Insurance players hail sandbox
An interesting fact thrown up at BS Insurance Round Table 2020 was that the Insurance Regulatory and Development Authority of India (Irdai) is only the third regulator, besides those in Singapore and the UK, to test the mechanism of the regulatory sandbox, in which new products and processes are introduced in the market on a pilot basis. In case the insurer is satisfied with the experience, the products become part of its regular offering, if not, the company can withdraw it.
Stating that the sandbox is a forward-looking development, Gulati of Religare said insurance was highly regulated, with guidelines governing product design, distribution, and fees payable, which was why a big-bang approach to product innovation was absent. In such a scenario, sandbox is an interesting development. The response to the regulator's initiatives has been overwhelming, with some 10,000 policies having been issued over a six-month period.
Kedia of Marsh said sandbox was progressive and created possibilities in product innovation, distribution, among other things. Concurring with him, Rau of Future Generali spoke about his firm's experience in using the Future Group's outlets to sell baggage and handbag insurance, and small-ticket covers (sachet insurance). Asserting that innovation needn't be limited to product feature enhancement, but could also embrace distribution, Rau said his company sold a staggering one million products through Future outlets.

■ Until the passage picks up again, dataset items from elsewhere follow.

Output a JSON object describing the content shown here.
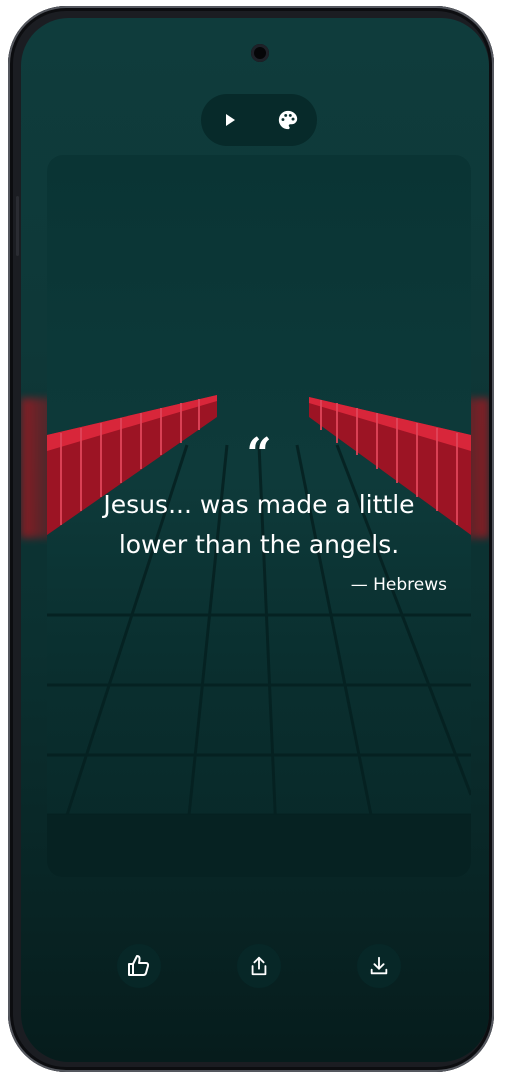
{
  "quote": {
    "text": "Jesus... was made a little lower than the angels.",
    "author": "— Hebrews",
    "mark": "“"
  },
  "top_controls": {
    "icons": [
      "play-icon",
      "palette-icon"
    ]
  },
  "actions": {
    "icons": [
      "thumbs-up-icon",
      "share-icon",
      "download-icon"
    ]
  },
  "colors": {
    "background": "#0e3838",
    "card": "#0a3232",
    "buttons": "#072828",
    "accent_red": "#c0182a",
    "text": "#ffffff"
  }
}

Dasgupta of ICICI Lombard claimed that his company had five approvals for sandbox. Stating that India was the accident capital of the world, he said there were no products that incentivised better driving behaviour. One of ICICI Lombard's products is about improving the quality of driving. The vehicle is fitted with a device that not only tracks the number of hours a car is driven but also the speed and other aspects that have a bearing on safety. Based on the data generated by the device, ICICI takes a call on rewarding a good driver by lowering his premium, or maintaining it if there is no improvement in on-road behaviour.